Some of the popular posts on Reddit’s Wallstreetbets forum, where users have been hyping up certain stocks in memes, read “ROUND 2!” and “THE COMEBACK!!!!!” Other meme stocks also rose: AMC shares gained as much as 18 percent and BlackBerry, Nokia and Koss were also higher.

Earlier this week, GameStop announced its chief financial officer would leave the company next month. The company is under pressure from a large shareholder to shift from a brick-and-mortar business to a digital and e-commerce firm.

  • The S&P 500 was 0.4 percent lower in early trading, a dip led by technology stocks.

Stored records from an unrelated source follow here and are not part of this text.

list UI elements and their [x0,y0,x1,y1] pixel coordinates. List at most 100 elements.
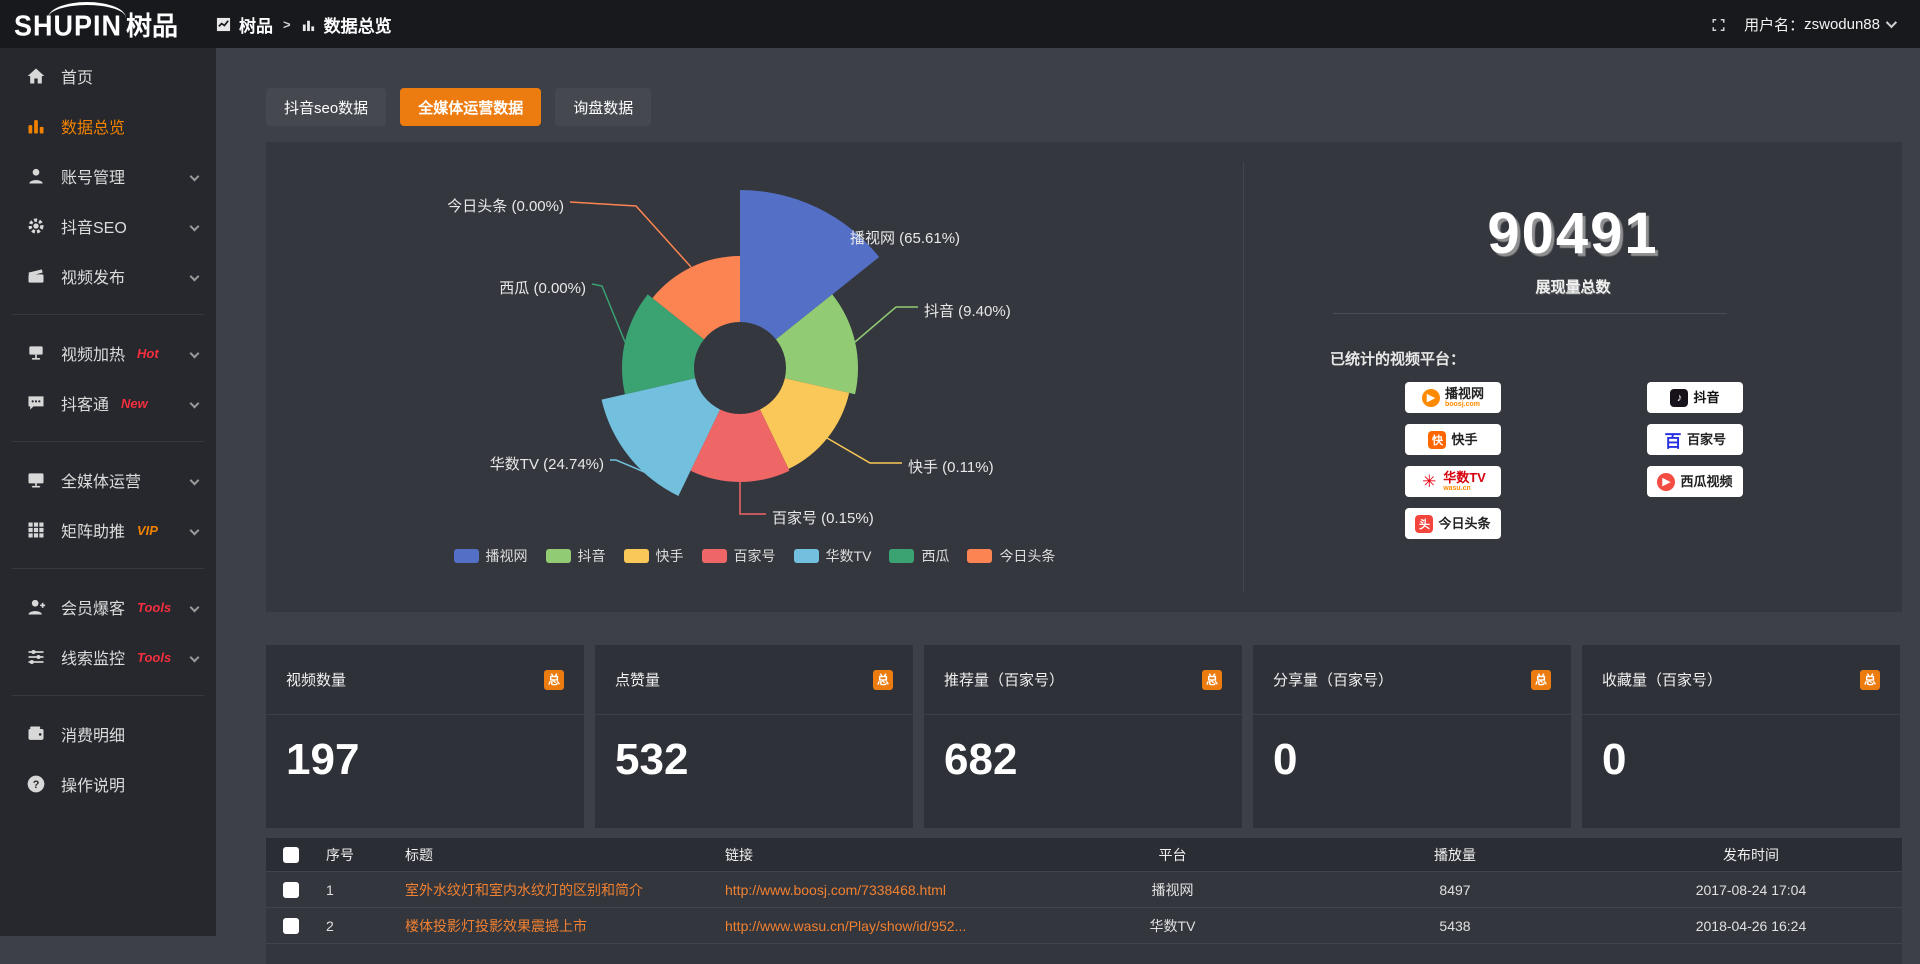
breadcrumb-current[interactable]: 数据总览 [324,12,392,37]
help-icon: ? [26,774,46,794]
chart-panel: 播视网 (65.61%)抖音 (9.40%)快手 (0.11%)百家号 (0.1… [266,142,1902,612]
platform-badge-抖音: ♪抖音 [1647,382,1743,413]
chevron-down-icon [190,602,200,612]
stat-card-收藏量（百家号）: 收藏量（百家号）总0 [1582,645,1900,828]
sidebar-item-label: 抖音SEO [61,214,127,238]
tab-抖音seo数据[interactable]: 抖音seo数据 [266,88,386,126]
sidebar-badge-new: New [121,396,148,411]
sidebar-item-label: 视频加热 [61,341,125,365]
chevron-down-icon [190,652,200,662]
table-row[interactable]: 2楼体投影灯投影效果震撼上市http://www.wasu.cn/Play/sh… [266,908,1902,944]
sidebar-item-消费明细[interactable]: 消费明细 [0,712,216,756]
pie-slice-华数TV[interactable] [602,378,720,496]
logo-text-en: SHUPIN [14,10,122,43]
legend-item-西瓜[interactable]: 西瓜 [889,546,949,566]
pie-label-line [570,202,691,267]
legend-item-快手[interactable]: 快手 [624,546,684,566]
table-row[interactable]: 1室外水纹灯和室内水纹灯的区别和简介http://www.boosj.com/7… [266,872,1902,908]
column-header-标题: 标题 [395,845,715,865]
filter-icon [26,647,46,667]
stat-card-value: 0 [1253,715,1571,785]
table-cell: 8497 [1310,882,1600,898]
row-checkbox[interactable] [283,918,299,934]
summary-divider [1333,313,1727,314]
sidebar-item-label: 全媒体运营 [61,468,141,492]
stat-card-title: 推荐量（百家号） [944,669,1064,690]
pie-label-line [740,482,766,514]
pie-label-百家号: 百家号 (0.15%) [772,510,874,527]
pie-label-华数TV: 华数TV (24.74%) [490,456,604,473]
sidebar-item-线索监控[interactable]: 线索监控Tools [0,635,216,679]
platform-name: 华数TV [1443,471,1486,484]
total-impressions-label: 展现量总数 [1244,276,1902,297]
sidebar-item-视频加热[interactable]: 视频加热Hot [0,331,216,375]
platform-badge-今日头条: 头今日头条 [1405,508,1501,539]
column-header-序号: 序号 [316,845,395,865]
快手-logo-icon: 快 [1428,431,1446,449]
stat-card-点赞量: 点赞量总532 [595,645,913,828]
platforms-label: 已统计的视频平台： [1330,348,1465,369]
legend-item-今日头条[interactable]: 今日头条 [967,546,1055,566]
sidebar-item-全媒体运营[interactable]: 全媒体运营 [0,458,216,502]
row-checkbox[interactable] [283,882,299,898]
legend-swatch [702,549,727,563]
username-value: zswodun88 [1804,16,1880,33]
legend-item-抖音[interactable]: 抖音 [546,546,606,566]
heat-icon [26,343,46,363]
sidebar-item-label: 视频发布 [61,264,125,288]
platform-badge-播视网: ▶播视网boosj.com [1405,382,1501,413]
legend-item-百家号[interactable]: 百家号 [702,546,776,566]
home-icon [26,66,46,86]
table-cell: 华数TV [1035,916,1310,936]
video-title-link[interactable]: 室外水纹灯和室内水纹灯的区别和简介 [395,880,715,900]
video-url-link[interactable]: http://www.boosj.com/7338468.html [715,882,1035,898]
sidebar-item-数据总览[interactable]: 数据总览 [0,104,216,148]
stat-cards-row: 视频数量总197点赞量总532推荐量（百家号）总682分享量（百家号）总0收藏量… [266,645,1902,828]
sidebar-item-抖客通[interactable]: 抖客通New [0,381,216,425]
stat-card-header: 视频数量总 [266,645,584,715]
tab-询盘数据[interactable]: 询盘数据 [555,88,651,126]
table-cell: 2017-08-24 17:04 [1600,882,1902,898]
chevron-down-icon [190,525,200,535]
chevron-down-icon [190,475,200,485]
platform-sub: wasu.cn [1443,485,1486,492]
sidebar-item-矩阵助推[interactable]: 矩阵助推VIP [0,508,216,552]
platform-badge-华数TV: ✳华数TVwasu.cn [1405,466,1501,497]
chart-legend: 播视网抖音快手百家号 华数TV 西瓜今日头条 [266,546,1243,566]
breadcrumb-root[interactable]: 树品 [239,12,273,37]
user-icon [26,166,46,186]
select-all-checkbox[interactable] [283,847,299,863]
legend-item-华数TV[interactable]: 华数TV [794,546,872,566]
sidebar-item-首页[interactable]: 首页 [0,54,216,98]
chevron-down-icon [190,171,200,181]
videos-table: 序号标题链接平台播放量发布时间1室外水纹灯和室内水纹灯的区别和简介http://… [266,838,1902,964]
column-header-平台: 平台 [1035,845,1310,865]
sidebar-item-label: 数据总览 [61,114,125,138]
sidebar-item-label: 消费明细 [61,722,125,746]
legend-label: 华数TV [826,546,872,566]
sidebar-item-会员爆客[interactable]: 会员爆客Tools [0,585,216,629]
legend-label: 西瓜 [921,546,949,566]
video-url-link[interactable]: http://www.wasu.cn/Play/show/id/952... [715,918,1035,934]
sidebar-item-操作说明[interactable]: ?操作说明 [0,762,216,806]
stat-card-value: 197 [266,715,584,785]
sidebar-item-账号管理[interactable]: 账号管理 [0,154,216,198]
video-title-link[interactable]: 楼体投影灯投影效果震撼上市 [395,916,715,936]
sidebar-item-视频发布[interactable]: 视频发布 [0,254,216,298]
column-header-播放量: 播放量 [1310,845,1600,865]
username-area[interactable]: 用户名： zswodun88 [1744,14,1894,35]
chevron-down-icon [190,348,200,358]
sidebar-item-抖音SEO[interactable]: 抖音SEO [0,204,216,248]
table-cell: 5438 [1310,918,1600,934]
stat-card-title: 分享量（百家号） [1273,669,1393,690]
total-badge: 总 [544,670,564,690]
tab-全媒体运营数据[interactable]: 全媒体运营数据 [400,88,541,126]
total-badge: 总 [1531,670,1551,690]
username-label: 用户名： [1744,14,1804,35]
stat-card-title: 收藏量（百家号） [1602,669,1722,690]
stat-card-header: 推荐量（百家号）总 [924,645,1242,715]
legend-item-播视网[interactable]: 播视网 [454,546,528,566]
chevron-down-icon [190,398,200,408]
total-badge: 总 [873,670,893,690]
fullscreen-icon[interactable] [1711,17,1726,32]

  • Bond yields continued to jump. The yield on 10-year U.S. Treasury notes rose 5 basis points, or 0.05 percentage point, to 1.43 percent. This month, the yield has climbed 37 basis points.

  • Analysts at Bank of America raised their forecast for bond yields, expecting the 10-year yield to be at 1.75 percent at the end of the year because of stronger economic growth. Last month, they forecast 1.5 percent for year-end.